Echelonnées sur quatre niveaux, elles iront d'une obligation générale de conserver les données en Europe, à des exigences renforcées dans les domaines les plus sensibles, comme la sécurité et la défense.

"Dans la plupart des cas", cela signifie que les contrats resteront ouverts aux prestataires non-européens, a souligné Mme Virkkunen. D'après elle, seule une petite partie des contrats seront réservés à des fournisseurs de l'UE.

"Nous voulons être sûrs que dans les domaines critiques, nous serons toujours en mesure de contrôler les services et de conserver les données en Europe.
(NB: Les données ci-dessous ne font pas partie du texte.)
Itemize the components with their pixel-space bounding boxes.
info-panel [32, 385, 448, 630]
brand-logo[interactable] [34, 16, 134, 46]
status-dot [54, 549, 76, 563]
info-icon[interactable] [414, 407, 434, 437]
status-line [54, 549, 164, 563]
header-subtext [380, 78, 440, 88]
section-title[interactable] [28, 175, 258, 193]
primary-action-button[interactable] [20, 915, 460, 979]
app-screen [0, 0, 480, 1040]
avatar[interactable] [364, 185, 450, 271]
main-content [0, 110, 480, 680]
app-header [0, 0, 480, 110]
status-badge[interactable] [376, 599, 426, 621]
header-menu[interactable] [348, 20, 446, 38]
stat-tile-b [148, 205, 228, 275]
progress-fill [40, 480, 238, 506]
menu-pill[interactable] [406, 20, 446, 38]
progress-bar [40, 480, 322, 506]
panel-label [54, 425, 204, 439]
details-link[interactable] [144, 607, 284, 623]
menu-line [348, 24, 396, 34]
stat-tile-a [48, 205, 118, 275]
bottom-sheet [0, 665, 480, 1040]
Nous ne voulons pas nous retrouver dans une situation où quelqu'un disposerait d'un +kill switch+ (dispositif d'arrêt d'urgence, NDLR) pour débrancher nos services", a notamment fait valoir Mme Virkkunen.

L'Europe part de très loin, et sa capacité à muscler son offre en matière numérique suscite de nombreux doutes, ses précédents efforts, dont une loi adoptée en 2023 pour développer la production de puces électroniques sur le continent, n'ayant pas été couronnés de succès.

Comme le souligne elle-même la Commission, l'UE "reste structurellement dépendante de fournisseurs extra-européens, à plus de 80% pour ses produits, services et infrastructures numériques".

Une dépendance qui, en matière de logiciels et de cloud, profite surtout aux géants américains du secteur, comme Microsoft, Google et Amazon.

Selon une étude réalisée l'an dernier par le cabinet français Asterès, "les entreprises américaines représentent environ 83% du marché du cloud et du logiciel européen".

Cela représente une manne de 264 milliards d'euros par an, une "facture numérique" qui équivaut aux importations européennes d'énergie.

Même problème en matière de composants informatiques et électroniques, pour lesquels l'Europe reste très largement dépendante de l'Asie.

Un bras de fer l'an dernier entre Pékin et le fabricant néerlandais de puces Nexperia, qui fabrique ses puces en Chine, a ainsi menacé de paralyser les chaînes de production des constructeurs automobiles européens.

- Représailles américaines -

Même si elles sont très graduées, les exigences proposées dans les services informatiques pourraient valoir à l'UE, qui est à peine en train de boucler la mise en œuvre tumultueuse de l'accord sur les droits de douane négocié l'an dernier avec les Etats-Unis, des représailles de Donald Trump.

Bruxelles a déjà montré sa détermination ces dernières semaines, en proposant de réserver à des entreprises européennes les deux tiers de certaines fréquences télécoms jusqu'ici allouées à des opérateurs américains.

Elle a aussi confié un important contrat informatique à des fournisseurs européens, aux dépens d'Amazon et de Microsoft.

Malgré le risque d'une nouvelle crise avec Washington, plusieurs Etats membres dont la France poussent en ce sens, ainsi que des élus de tous bords.

"L'Europe ne peut pas se permettre d'utiliser des technologies critiques développées ailleurs", a souligné à l'AFP l'eurodéputé allemand Oliver Schenk (PPE, droite).

"Ce sont les individus qui doivent maîtriser leurs données, leur identité et leurs droits numériques, plutôt que des entreprises, des algorithmes opaques, et des systèmes juridiques étrangers", estime quant à elle l'eurodéputée espagnole Elena Sancho Murillo (S&D, gauche).

Et pour donner l'exemple, le Parlement européen a annoncé mercredi que le moteur de recherche français Qwant serait installé par défaut sur son parc informatique, même si les utilisateurs resteront libres d'utiliser des alternatives.